Anyone who is part of GCY is familiar with the idea of the single story. It refers to a common thread in most Americans’ view of the world. When we think about other countries, especially less developed ones, we tend to be content considering only one narrative of how the people live their lives. In Africa, we imagine huts, savannas and lions, in China, rice paddies and triangle shaped hats. In Ecuador, most imagine dirt floors and poor farmers. For this reason, the most valuable lesson we learn from traveling, is how short-sighted one narrative is to define an entire country. However, not everyone has the privilege of being able to travel to Ecuador. For this reason, I would like to share with you the most impactful parts of indigenous culture. Things that contradicted how I saw the world, and how many Americans see the world.
Indigenous people live all over Ecuador, each tribe speaking its own language. Most of the tribes struggle to survive, being displaced by oil ventures in the Amazon or development on the coast. However, the Kichwa people in the mountains of Ecuador all speak dialects of the same language, Kichwa.
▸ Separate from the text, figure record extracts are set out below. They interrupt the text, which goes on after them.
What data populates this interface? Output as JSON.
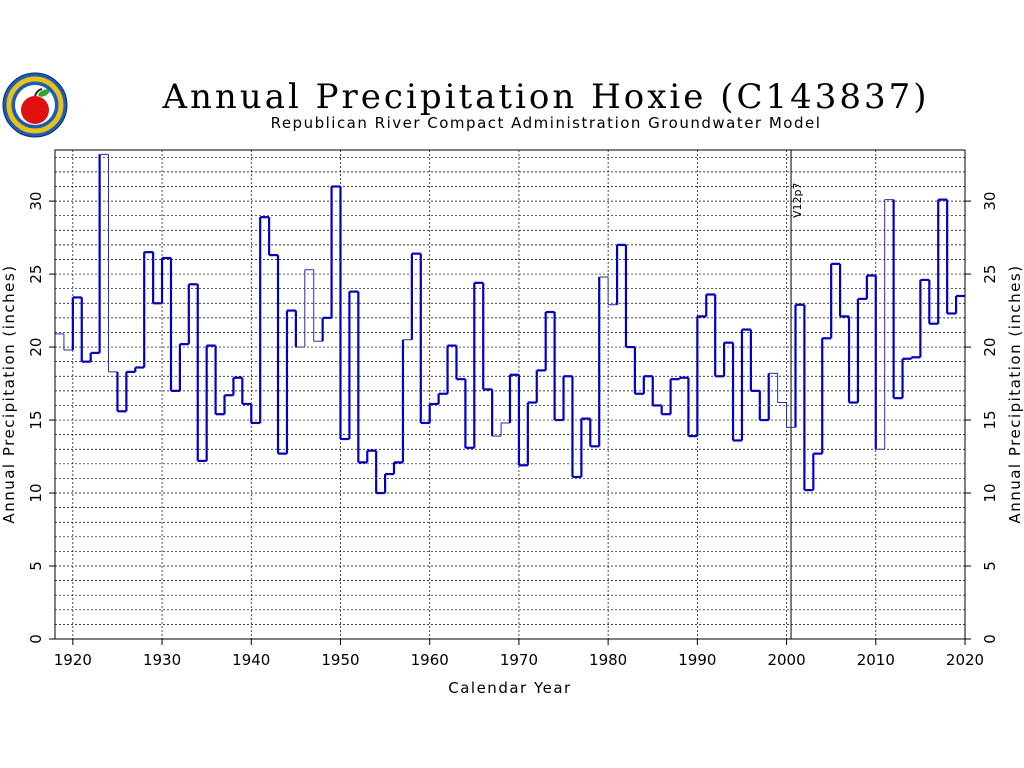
{
  "chart_data": {
    "type": "line",
    "step": true,
    "title": "Annual Precipitation Hoxie (C143837)",
    "subtitle": "Republican River Compact Administration Groundwater Model",
    "xlabel": "Calendar Year",
    "ylabel": "Annual Precipitation (inches)",
    "xlim": [
      1918,
      2020
    ],
    "ylim": [
      0,
      33.5
    ],
    "x_ticks": [
      "1920",
      "1930",
      "1940",
      "1950",
      "1960",
      "1970",
      "1980",
      "1990",
      "2000",
      "2010",
      "2020"
    ],
    "y_ticks": [
      "0",
      "5",
      "10",
      "15",
      "20",
      "25",
      "30"
    ],
    "grid": true,
    "colors": {
      "series_thick": "#0000c0",
      "series_thin": "#2a2aa8",
      "grid": "#000000"
    },
    "vertical_marker": {
      "x": 2000.5,
      "label": "V12p7"
    },
    "series": [
      {
        "x": [
          1918,
          1919,
          1920,
          1921,
          1922,
          1923,
          1924,
          1925,
          1926,
          1927,
          1928,
          1929,
          1930,
          1931,
          1932,
          1933,
          1934,
          1935,
          1936,
          1937,
          1938,
          1939,
          1940,
          1941,
          1942,
          1943,
          1944,
          1945,
          1946,
          1947,
          1948,
          1949,
          1950,
          1951,
          1952,
          1953,
          1954,
          1955,
          1956,
          1957,
          1958,
          1959,
          1960,
          1961,
          1962,
          1963,
          1964,
          1965,
          1966,
          1967,
          1968,
          1969,
          1970,
          1971,
          1972,
          1973,
          1974,
          1975,
          1976,
          1977,
          1978,
          1979,
          1980,
          1981,
          1982,
          1983,
          1984,
          1985,
          1986,
          1987,
          1988,
          1989,
          1990,
          1991,
          1992,
          1993,
          1994,
          1995,
          1996,
          1997,
          1998,
          1999,
          2000,
          2001,
          2002,
          2003,
          2004,
          2005,
          2006,
          2007,
          2008,
          2009,
          2010,
          2011,
          2012,
          2013,
          2014,
          2015,
          2016,
          2017,
          2018,
          2019
        ],
        "values": [
          20.9,
          19.8,
          23.4,
          19.0,
          19.6,
          33.2,
          18.3,
          15.6,
          18.3,
          18.6,
          26.5,
          23.0,
          26.1,
          17.0,
          20.2,
          24.3,
          12.2,
          20.1,
          15.4,
          16.7,
          17.9,
          16.1,
          14.8,
          28.9,
          26.3,
          12.7,
          22.5,
          20.0,
          25.3,
          20.4,
          22.0,
          31.0,
          13.7,
          23.8,
          12.1,
          12.9,
          10.0,
          11.3,
          12.1,
          20.5,
          26.4,
          14.8,
          16.1,
          16.8,
          20.1,
          17.8,
          13.1,
          24.4,
          17.1,
          13.9,
          14.8,
          18.1,
          11.9,
          16.2,
          18.4,
          22.4,
          15.0,
          18.0,
          11.1,
          15.1,
          13.2,
          24.8,
          22.9,
          27.0,
          20.0,
          16.8,
          18.0,
          16.0,
          15.4,
          17.8,
          17.9,
          13.9,
          22.1,
          23.6,
          18.0,
          20.3,
          13.6,
          21.2,
          17.0,
          15.0,
          18.2,
          16.2,
          14.5,
          22.9,
          10.2,
          12.7,
          20.6,
          25.7,
          22.1,
          16.2,
          23.3,
          24.9,
          13.0,
          30.1,
          16.5,
          19.2,
          19.3,
          24.6,
          21.6,
          30.1,
          22.3,
          23.5
        ],
        "thin_years": [
          1918,
          1919,
          1923,
          1924,
          1945,
          1946,
          1947,
          1957,
          1967,
          1968,
          1979,
          1980,
          1998,
          1999,
          2000,
          2010,
          2011
        ]
      }
    ]
  }
}
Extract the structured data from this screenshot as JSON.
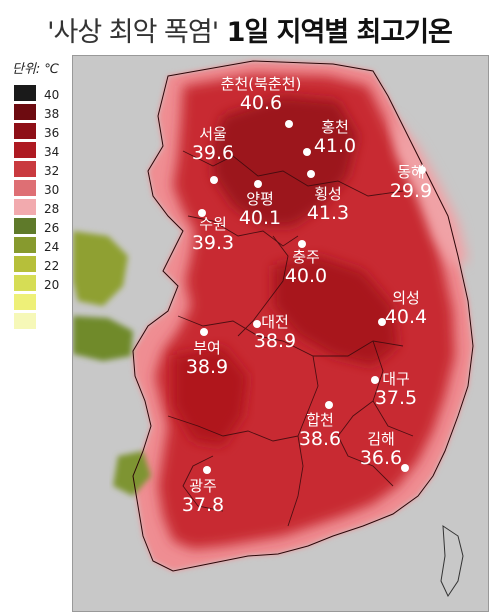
{
  "title": {
    "quote_open": "'",
    "main": "사상 최악 폭염",
    "quote_close": "'",
    "sub": " 1일 지역별 최고기온"
  },
  "legend": {
    "unit_label": "단위: ℃",
    "ticks": [
      "40",
      "38",
      "36",
      "34",
      "32",
      "30",
      "28",
      "26",
      "24",
      "22",
      "20"
    ],
    "colors": [
      "#1a1a1a",
      "#6d0b10",
      "#8e0f17",
      "#ae1a22",
      "#c93a3f",
      "#de6f74",
      "#f2aaae",
      "#5f7a2a",
      "#879a2e",
      "#b6bf3a",
      "#d6dd55",
      "#eef078",
      "#f6f8b8"
    ]
  },
  "cities": [
    {
      "name": "춘천(북춘천)",
      "temp": "40.6"
    },
    {
      "name": "서울",
      "temp": "39.6"
    },
    {
      "name": "홍천",
      "temp": "41.0"
    },
    {
      "name": "동해",
      "temp": "29.9"
    },
    {
      "name": "양평",
      "temp": "40.1"
    },
    {
      "name": "횡성",
      "temp": "41.3"
    },
    {
      "name": "수원",
      "temp": "39.3"
    },
    {
      "name": "충주",
      "temp": "40.0"
    },
    {
      "name": "의성",
      "temp": "40.4"
    },
    {
      "name": "대전",
      "temp": "38.9"
    },
    {
      "name": "부여",
      "temp": "38.9"
    },
    {
      "name": "대구",
      "temp": "37.5"
    },
    {
      "name": "합천",
      "temp": "38.6"
    },
    {
      "name": "김해",
      "temp": "36.6"
    },
    {
      "name": "광주",
      "temp": "37.8"
    }
  ]
}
The Kichwa people in Otavalo, the region where I lived, are unique because the city of Otavalo is in part run by the Kichwa people. In Otavalo, the Kichwa celebrate their culture and are not ostracized for their long hair and clothing as they are in much of Ecuador. Kichwa Otavalo, the dialect used Otavalo, is spoken daily, so I had the privilege of living in the only place in the world, where it is possible to learn about Kichwa culture and language.
Kichwa Otavalo women wear beautiful shirts, hand embroidered with colorful flowers, paired with a long skirt, held up by a colorful cloth called a faja. They also wear golden earrings, golden tiered necklaces and long coral bracelets called manillas. Every time my mother went out, she would put on this ensemble and present herself as a Kichwa woman. Whether she was going to the city, or to pick up some cloth, she always put on this outfit. The clothes of the Kichwa Otavalo are a huge part of their identity, and seeing so many women walking down the streets of a bustling city, wearing such distinctly Kichwa clothing, created a sense of community and pride in their ancestry.
Comadre or compadre identify people who you have chosen as godparents for your child or as the godparents for your first communion or wedding. Your comadre and their families become an extension of your own. And since Kichwa people get godparents for baptism, first communions and weddings, a lot of people in your community end up being your comadres. As my host mother walked down the street, every other person she would greet as a comadre. This practice changes the way families are in Kichwa culture. They are extensive and facilitate a greater sense of community. Especially since families either move far away or stay in the same town. In Ilumán, where I lived, my great aunts and uncles lived two doors down or a block away. I really liked this way of expanding the family. It really meant a lot to become someones godparent, and being asked to be a godparent was a sincere gesture of trust and friendship.
Tumarina is a Kichwa ritual that is performed in springtime. It is paired with the celebration of the new year, which, according to the Kichwa calendar, begins in February. It consists of filling a bowl with water and flower petals, then scooping water and petals out of the bowl and placing them on top of someone’s head and saying a blessing for their future. The ritual symbolizes love and respect given from one person to another and is usually performed by an elder or godparent. The water is taken from a spring and symbolizes people’s connection to the earth, pachamama in Kichwa, while the flower petals symbolize connection to the sun, or Tayta Inti. I really like this ritual because it reinforces the strong familial and community ties that create the Kichwa culture. Keeping this ritual alive also honors and celebrates Kichwa culture itself and gives Kichwa people a space to celebrate themselves and each other.
There is so much more to say about the Kichwa Otavalo but these moments were the ones that stuck with me and made me reflect on myself and where I come from. Learning from other cultures gives us so many lessons to reflect on, but I think it also gives us a chance to look back at our own cultures. America is very different from Ecuador, there are more people, it is physically bigger, and has a very different way of looking at community.